„Financial Times” powołuje się na rozmowy z unijnymi urzędnikami, którzy mają nabierać przekonania, że 15 października Prawo i Sprawiedliwość kolejny raz wygra wybory parlamentarne w Polsce.
- „Bruksela wiązała nadzieje z Tuskiem, byłym premierem Polski, który przez pięć lat pełnił funkcję przewodniczącego Rady Europejskiej, reprezentując rządy UE. Wrócił do Polski, aby stanąć na czele centroprawicowej opozycji, odsunąć PiS od władzy i przebudować stosunki Warszawy z UE”
- relacjonuje autor artykułu.
Obecnie jednak w Brukseli ma rosnąć świadomość, że to zwycięstwo Zjednoczonej Prawicy jest bardziej prawdopodobnym scenariuszem.
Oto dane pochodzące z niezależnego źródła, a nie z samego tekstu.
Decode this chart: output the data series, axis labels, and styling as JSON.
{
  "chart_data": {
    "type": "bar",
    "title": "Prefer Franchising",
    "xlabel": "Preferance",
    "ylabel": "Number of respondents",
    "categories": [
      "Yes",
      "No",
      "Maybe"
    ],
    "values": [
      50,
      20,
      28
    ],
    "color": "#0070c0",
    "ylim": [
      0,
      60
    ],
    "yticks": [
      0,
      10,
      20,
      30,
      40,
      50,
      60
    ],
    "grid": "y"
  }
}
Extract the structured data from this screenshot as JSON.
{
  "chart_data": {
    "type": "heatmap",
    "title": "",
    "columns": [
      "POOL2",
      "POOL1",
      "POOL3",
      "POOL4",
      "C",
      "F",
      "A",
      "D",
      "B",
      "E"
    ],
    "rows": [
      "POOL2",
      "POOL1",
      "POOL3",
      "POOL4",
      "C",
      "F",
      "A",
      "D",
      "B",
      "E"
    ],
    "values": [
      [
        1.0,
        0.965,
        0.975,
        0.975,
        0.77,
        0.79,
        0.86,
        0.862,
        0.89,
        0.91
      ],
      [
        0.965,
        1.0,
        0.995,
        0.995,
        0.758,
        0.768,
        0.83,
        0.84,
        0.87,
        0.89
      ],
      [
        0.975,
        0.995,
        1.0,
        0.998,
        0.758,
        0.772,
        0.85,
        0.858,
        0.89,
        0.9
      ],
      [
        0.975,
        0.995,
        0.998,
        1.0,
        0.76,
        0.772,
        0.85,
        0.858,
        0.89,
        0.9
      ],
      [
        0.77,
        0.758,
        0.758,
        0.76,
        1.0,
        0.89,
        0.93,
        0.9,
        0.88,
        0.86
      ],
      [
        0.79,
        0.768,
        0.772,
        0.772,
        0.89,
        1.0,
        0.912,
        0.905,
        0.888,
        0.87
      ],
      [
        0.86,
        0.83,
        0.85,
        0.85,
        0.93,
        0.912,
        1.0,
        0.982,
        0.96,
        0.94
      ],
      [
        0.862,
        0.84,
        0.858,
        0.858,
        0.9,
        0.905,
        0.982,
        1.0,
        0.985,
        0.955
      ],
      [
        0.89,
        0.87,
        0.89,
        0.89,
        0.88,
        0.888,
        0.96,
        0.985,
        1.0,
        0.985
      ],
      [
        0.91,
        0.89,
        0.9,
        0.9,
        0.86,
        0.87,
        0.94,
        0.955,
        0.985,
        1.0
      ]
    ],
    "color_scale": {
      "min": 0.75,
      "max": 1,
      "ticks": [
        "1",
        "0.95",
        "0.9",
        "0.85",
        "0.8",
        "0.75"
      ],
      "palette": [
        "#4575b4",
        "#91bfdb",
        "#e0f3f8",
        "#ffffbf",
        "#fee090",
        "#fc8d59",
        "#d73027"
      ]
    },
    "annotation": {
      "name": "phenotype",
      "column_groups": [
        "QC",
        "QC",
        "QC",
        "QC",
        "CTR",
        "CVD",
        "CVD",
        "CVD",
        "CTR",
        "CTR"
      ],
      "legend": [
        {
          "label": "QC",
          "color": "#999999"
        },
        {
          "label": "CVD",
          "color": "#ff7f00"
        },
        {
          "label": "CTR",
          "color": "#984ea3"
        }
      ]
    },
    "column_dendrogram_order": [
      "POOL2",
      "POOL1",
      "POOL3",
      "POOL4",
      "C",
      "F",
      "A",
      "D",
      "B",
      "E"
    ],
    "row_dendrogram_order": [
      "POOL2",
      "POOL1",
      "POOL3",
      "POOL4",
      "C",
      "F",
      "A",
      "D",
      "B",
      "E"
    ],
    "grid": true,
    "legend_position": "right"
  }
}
Dlatego brukselscy urzędnicy mają już przygotowywać się na kolejne pięć lat rządów PiS w Polsce. Obawiają się przy tym, że polski rząd zablokuje porozumienia, które planowano zawrzeć przed końcem roku. Chodzi m.in. o zwiększenie wspólnego budżetu czy wdrożenie nowego systemu obsługi uchodźców i imigrantów.